I dont mind lavAzza , just the last time I mentioned it Hitler was bought into play 4 posts later

http://coffeeforums.co.uk/showthread.php?24147-Lidl/page4&highlight=lidl+lavazza


----------



## Missy (Mar 9, 2016)

Nnnnooooottttt LaVazza!!!! Be gone from here! ??????????????


----------



## Deswahriff (Mar 7, 2016)

Jumbo Ratty said:


> I dont mind lavAzza , just the last time I mentioned it Hitler was bought into play 4 posts later
> 
> http://coffeeforums.co.uk/showthread.php?24147-Lidl/page4&highlight=lidl+lavazza


...brilliant (ok, bonkers) thread!


----------



## Deswahriff (Mar 7, 2016)

....I did my second-favourite coffee shop a dis-service when I mentioned the "L" word....its Illy they use - have I redeemed myself or dug the hole deeper? ;-)

...anyways, re grinders, next time we're in town, I'll try to get my wife onside (another unnecessary gadget, in her opinion) by having a look at the Sage ones in John Lewis while keeping an eye open for a Mignon....


----------



## Deswahriff (Mar 7, 2016)

..so I need 20 posts to view the ebay links....


----------



## Deswahriff (Mar 7, 2016)

....is there an ivory/off-white coloured grinder to match the gaggia and the kettle?


----------



## Deswahriff (Mar 7, 2016)

..these things please my wife...


----------



## Mrboots2u (May 10, 2013)

Deswahriff said:


> ..so I need 20 posts to view the ebay links....


or just search ebay using google


----------



## Mrboots2u (May 10, 2013)

Mrboots2u said:


> or just search ebay using google


You can get a white mignon and other eureka grinders.. Off white not that i know off ... this is a coffee grinder not a dulux chart


----------



## Deswahriff (Mar 7, 2016)

..well yes..., but hey, nearly there!


----------



## Missy (Mar 9, 2016)

I have to say if I was you I'd get a shiny new machine and a grinder to match that, not attempt to colour match a grinder to your baby,


----------



## Deswahriff (Mar 7, 2016)

Missy said:


> I have to say if I was you I'd get a shiny new machine and a grinder to match that, not attempt to colour match a grinder to your baby,


..that could be an option if she likes the look of the Sage stuff when we eventually hit the town...


----------



## Jumbo Ratty (Jan 12, 2015)

Deswahriff said:


> ....is there an ivory/off-white coloured grinder to match the gaggia and the kettle?


Just incase you havent seen this one yet.

Looks off white(ish) grey maybe

http://coffeeforums.co.uk/showthread.php?33130-Mignion-Mk1-VST-baskets-Rocket-nkd-portafilter-made-by-knock-tamper-and-knockbox


----------



## Tiggers (Aug 2, 2016)

Bella Barista have quite a good offer on the Eureka Mignon, where they are offering a free set of Burrs with it - and I daresay it is probably a lot more solid in terms of build than the Sage Smart Grinder Pro.


----------



## Deswahriff (Mar 7, 2016)

...well thanks again, folks, for all the input and advice...

...so from starting off thinking a hand grinder would do, I've taken the nuclear option and got myself a Eureka Zenith Club from the "for sale" section here!
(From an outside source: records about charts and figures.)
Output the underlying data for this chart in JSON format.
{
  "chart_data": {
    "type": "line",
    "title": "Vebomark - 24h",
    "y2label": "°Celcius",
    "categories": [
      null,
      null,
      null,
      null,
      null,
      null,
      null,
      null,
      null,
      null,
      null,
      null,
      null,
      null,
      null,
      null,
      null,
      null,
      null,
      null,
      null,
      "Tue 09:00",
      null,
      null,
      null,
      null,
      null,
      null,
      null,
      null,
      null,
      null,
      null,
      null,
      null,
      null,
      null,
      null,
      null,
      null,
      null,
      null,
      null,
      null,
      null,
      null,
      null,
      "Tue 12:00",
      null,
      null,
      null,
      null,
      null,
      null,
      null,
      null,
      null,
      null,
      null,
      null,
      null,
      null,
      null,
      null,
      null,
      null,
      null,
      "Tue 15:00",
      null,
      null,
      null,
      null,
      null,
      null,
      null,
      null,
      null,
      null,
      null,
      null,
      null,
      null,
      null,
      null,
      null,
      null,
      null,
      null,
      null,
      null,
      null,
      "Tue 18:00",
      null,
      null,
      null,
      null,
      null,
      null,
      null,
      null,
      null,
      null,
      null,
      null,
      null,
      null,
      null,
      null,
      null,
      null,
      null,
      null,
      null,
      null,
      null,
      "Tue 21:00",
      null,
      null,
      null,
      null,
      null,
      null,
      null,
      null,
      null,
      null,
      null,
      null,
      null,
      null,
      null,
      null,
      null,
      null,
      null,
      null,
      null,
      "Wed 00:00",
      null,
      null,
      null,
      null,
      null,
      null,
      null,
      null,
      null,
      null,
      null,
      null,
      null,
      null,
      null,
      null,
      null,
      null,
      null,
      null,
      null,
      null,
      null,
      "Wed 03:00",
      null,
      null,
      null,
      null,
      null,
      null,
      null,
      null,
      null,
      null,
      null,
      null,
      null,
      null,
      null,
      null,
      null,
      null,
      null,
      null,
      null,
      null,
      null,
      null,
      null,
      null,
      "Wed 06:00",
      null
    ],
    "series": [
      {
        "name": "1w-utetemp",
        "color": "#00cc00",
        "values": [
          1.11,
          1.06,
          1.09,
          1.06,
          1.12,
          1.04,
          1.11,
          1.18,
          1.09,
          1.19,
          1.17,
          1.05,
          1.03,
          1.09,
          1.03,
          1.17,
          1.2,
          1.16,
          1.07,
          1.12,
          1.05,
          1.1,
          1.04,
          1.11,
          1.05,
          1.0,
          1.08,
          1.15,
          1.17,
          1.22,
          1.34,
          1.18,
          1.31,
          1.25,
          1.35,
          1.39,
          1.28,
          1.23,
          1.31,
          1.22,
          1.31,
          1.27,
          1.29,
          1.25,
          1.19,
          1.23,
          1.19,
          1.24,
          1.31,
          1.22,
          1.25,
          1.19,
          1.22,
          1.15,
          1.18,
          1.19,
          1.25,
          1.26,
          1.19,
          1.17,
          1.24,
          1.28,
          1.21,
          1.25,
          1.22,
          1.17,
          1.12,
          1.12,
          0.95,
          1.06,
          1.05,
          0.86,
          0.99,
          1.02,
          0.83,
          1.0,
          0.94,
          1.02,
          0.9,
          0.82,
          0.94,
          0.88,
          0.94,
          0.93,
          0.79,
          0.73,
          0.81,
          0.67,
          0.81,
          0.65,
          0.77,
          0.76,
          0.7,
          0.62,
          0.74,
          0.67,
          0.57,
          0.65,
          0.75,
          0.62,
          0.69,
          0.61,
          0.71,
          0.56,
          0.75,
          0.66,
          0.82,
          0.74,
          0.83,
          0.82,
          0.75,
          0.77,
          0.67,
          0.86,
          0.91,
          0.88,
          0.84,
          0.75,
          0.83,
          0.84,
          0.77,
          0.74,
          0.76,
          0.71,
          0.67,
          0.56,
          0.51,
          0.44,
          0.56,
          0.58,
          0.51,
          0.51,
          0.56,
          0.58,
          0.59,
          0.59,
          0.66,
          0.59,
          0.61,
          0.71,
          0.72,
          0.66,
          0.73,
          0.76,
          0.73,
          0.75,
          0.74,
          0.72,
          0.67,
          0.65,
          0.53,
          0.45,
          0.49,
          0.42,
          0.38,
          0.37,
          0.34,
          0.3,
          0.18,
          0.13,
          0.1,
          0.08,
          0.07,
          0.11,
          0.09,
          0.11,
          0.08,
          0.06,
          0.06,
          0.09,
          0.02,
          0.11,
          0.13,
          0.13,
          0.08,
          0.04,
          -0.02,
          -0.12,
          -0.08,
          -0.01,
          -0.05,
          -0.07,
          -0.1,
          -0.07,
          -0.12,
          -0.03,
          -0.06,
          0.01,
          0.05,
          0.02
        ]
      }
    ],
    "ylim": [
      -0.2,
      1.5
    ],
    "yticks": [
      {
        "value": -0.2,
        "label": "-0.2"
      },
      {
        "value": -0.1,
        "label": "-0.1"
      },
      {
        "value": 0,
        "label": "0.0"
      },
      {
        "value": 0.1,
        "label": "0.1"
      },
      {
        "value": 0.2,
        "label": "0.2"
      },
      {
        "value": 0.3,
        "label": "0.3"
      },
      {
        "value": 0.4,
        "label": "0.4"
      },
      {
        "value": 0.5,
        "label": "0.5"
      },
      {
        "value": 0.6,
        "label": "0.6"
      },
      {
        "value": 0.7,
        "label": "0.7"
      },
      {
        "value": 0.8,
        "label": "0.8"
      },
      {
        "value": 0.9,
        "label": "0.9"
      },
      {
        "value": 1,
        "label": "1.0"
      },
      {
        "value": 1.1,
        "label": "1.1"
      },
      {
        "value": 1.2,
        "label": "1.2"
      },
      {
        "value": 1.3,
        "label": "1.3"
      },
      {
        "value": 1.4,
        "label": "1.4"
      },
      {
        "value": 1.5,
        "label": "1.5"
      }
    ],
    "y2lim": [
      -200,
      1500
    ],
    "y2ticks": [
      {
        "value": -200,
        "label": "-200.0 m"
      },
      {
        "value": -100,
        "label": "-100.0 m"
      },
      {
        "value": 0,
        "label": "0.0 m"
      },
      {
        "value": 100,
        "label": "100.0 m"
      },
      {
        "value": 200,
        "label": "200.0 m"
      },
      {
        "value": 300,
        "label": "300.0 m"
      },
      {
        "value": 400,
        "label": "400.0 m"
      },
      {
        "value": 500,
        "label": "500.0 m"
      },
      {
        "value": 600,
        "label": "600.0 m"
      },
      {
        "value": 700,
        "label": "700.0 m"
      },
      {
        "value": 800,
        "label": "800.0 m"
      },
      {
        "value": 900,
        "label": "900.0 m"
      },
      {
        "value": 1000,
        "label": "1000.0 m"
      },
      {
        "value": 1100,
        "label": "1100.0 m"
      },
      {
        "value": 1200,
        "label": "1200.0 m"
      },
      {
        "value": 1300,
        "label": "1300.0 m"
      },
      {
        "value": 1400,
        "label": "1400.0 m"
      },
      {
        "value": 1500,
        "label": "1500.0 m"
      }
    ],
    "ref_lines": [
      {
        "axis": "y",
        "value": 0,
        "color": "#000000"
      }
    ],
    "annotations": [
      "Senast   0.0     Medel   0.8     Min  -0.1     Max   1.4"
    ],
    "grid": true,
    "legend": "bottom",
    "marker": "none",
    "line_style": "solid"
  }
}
It looks a beautiful bit of kit and looking forward to the weekend to getting it operational.

Now I know its not ivory, or small or all the other things I mentioned before, but it occurred to me that it didn't have to sit out in the kitchen and that I had the perfect spot in a cupboard in the back room just off the kitchen for it, so win-win for practicality and aesthetics!...- ok I do have to walk six paces with a full portafilter, but hey, I'll cope.. ;-)....

...looking forward to the next steps in my coffee journey!


----------



## frfr (Aug 20, 2016)

Have you thought about an iberital doser-less? I owned both the Eureka mignon and an Iberital MC2, which has continuous regulation and come at a much lower price.


----------